In John Mueller’s hangout on 09/10/2021, one webmaster asked about affiliate backlinks. Should they be using nofollow on affiliate links? If your users are the people linking to you, and they are following those guidelines, John thinks that’s fine.
You don’t want to disallow crawling of the affiliate parameters, however. Doing this will result in those pages being indexed without any content.
John recommends focusing on the normal canonicalization process.
He explains that he has seen some sites set up an entirely separate affiliate domain, which is blocked from crawling and indexing. He has also seen the variation where one is blocked from crawling and is then redirected to the website.

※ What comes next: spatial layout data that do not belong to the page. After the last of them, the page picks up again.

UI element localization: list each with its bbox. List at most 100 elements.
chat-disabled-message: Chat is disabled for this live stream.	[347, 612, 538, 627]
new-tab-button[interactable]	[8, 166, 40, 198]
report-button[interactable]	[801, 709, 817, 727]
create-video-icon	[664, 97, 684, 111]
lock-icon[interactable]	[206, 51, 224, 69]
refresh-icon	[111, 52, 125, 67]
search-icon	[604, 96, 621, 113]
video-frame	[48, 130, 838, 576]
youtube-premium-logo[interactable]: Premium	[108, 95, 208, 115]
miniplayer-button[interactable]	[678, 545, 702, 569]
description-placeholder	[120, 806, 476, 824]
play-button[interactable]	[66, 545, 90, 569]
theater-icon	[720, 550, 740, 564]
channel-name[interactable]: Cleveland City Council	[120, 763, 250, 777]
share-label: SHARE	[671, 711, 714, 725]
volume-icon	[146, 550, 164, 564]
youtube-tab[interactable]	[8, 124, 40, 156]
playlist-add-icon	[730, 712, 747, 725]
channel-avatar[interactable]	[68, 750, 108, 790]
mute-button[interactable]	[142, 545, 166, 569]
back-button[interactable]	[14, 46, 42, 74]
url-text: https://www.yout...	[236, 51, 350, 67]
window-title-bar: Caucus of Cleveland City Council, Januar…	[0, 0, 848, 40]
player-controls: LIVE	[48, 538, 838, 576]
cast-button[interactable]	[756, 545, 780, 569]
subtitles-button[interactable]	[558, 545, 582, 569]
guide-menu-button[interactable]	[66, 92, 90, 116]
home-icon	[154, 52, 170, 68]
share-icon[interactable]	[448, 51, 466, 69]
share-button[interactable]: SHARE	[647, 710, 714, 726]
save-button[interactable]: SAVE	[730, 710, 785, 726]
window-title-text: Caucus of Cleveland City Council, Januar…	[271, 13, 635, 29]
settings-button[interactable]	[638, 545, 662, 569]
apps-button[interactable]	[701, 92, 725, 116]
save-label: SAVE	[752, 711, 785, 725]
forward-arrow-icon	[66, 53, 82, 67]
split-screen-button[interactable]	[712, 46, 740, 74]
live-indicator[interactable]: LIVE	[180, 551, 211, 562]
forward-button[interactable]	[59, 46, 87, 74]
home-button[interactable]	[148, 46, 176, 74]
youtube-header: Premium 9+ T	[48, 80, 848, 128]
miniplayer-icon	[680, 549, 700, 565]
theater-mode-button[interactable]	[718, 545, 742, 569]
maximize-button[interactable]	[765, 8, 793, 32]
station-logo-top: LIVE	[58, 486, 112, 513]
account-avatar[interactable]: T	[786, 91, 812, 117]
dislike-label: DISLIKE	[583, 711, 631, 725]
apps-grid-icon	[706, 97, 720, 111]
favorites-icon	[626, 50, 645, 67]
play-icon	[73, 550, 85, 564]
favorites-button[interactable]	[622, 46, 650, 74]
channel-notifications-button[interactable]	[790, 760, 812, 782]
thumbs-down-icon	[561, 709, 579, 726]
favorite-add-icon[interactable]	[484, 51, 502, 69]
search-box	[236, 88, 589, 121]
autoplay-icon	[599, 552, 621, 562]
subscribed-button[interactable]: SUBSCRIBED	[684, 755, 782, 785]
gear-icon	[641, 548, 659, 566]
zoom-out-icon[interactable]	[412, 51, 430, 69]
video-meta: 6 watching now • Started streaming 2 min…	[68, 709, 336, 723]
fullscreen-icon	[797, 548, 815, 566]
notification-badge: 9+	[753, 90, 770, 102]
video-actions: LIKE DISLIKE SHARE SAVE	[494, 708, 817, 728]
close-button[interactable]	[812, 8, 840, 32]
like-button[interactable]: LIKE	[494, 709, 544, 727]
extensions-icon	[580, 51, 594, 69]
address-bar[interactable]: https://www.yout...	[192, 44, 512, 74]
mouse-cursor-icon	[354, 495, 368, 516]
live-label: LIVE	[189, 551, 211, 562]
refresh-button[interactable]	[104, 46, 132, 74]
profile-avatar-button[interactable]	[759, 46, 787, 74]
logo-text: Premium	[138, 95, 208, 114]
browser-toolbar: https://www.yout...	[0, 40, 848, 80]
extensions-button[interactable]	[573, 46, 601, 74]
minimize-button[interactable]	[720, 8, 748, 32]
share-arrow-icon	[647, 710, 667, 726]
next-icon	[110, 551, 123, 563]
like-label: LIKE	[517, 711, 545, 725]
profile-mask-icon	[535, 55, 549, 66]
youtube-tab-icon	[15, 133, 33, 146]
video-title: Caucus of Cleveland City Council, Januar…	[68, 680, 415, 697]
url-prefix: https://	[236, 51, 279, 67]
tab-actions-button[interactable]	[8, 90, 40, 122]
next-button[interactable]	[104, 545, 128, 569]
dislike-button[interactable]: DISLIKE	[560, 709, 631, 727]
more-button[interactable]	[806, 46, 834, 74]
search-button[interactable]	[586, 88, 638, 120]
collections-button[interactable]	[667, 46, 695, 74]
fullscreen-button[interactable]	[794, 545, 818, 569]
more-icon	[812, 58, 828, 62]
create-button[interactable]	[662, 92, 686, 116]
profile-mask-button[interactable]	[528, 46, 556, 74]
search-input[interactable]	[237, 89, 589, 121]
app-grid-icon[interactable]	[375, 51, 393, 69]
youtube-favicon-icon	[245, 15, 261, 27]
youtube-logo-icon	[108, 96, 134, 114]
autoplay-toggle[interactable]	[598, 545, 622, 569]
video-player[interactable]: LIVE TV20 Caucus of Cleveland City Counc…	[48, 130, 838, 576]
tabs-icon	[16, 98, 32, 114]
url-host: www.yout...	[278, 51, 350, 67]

He believes that for very large-scale affiliate websites, this could make sense. It is, however, probably overkill for the average site.
This discussion occurs at approximately 26:17 in the video:
John Mueller 09/10/2021 Hangout Transcript:
Okay, um, let me run through some of the submitted questions, and then I’ll get back to more of you here as well. Lots of people raising your hands. So good. And I’ll probably have more time afterwards as well, to keep going, we’ll see how far we can make it.
Let’s see, the first question I have on the submitted list is what’s the best practice when dealing with affiliate backlinks? We’ve sent the guidelines that the link should be nofollowed and sponsored, but not all sites respect them? Or even have knowledge? Would disallowing Googlebot from crawling those affiliate parameters help or hurt in any way? Do we need to disavow those links?
So yeah, I think it sounds like your website, where other people link to, as affiliates. And from our point of view, we kind of understand that you can’t get everyone to do the right thing with regards to affiliate links. But we really want to make sure that at least the things that you’re publishing, or you’re saying on your side matches what our guidelines are saying. So it sounds like you’ve sent the guidelines that people should be using nofollow. And maybe I don’t know, part of your users are the people linking to you are following those guidelines. And from my point of view, I think that’s fine. With regards to disallowing crawling of the affiliate parameters, I think that’s a bad idea because that will result in those pages being indexed without any content.
What you could do? I don’t know, I think, I think the best approach is almost really just to focus on normal canonicalization for something like that. But that wouldn’t affect how kind of the value of those links is being passed on.
What I’ve seen some sites do is set up almost like an affiliate domain that is separate, that is blocked from crawling and indexing or just blocked from crawling and then redirects to your actual website. I think for really large-scale affiliate sites that can make sense, but for the average website, that’s probably overkill and not something to worry about.
Regarding disavowing these links, usually, that’s really kind of hard to do. If it’s just like, I don’t know, 10, 20, 30 percent of the people linking to you are not following your, I don’t know, recommendations. Keeping track of that, I think, is almost too much work. So in short, I think if you’re giving the right recommendations, if a significant part of your users are following those recommendations, and I think you should be fine, I don’t think you need to do anything special past that.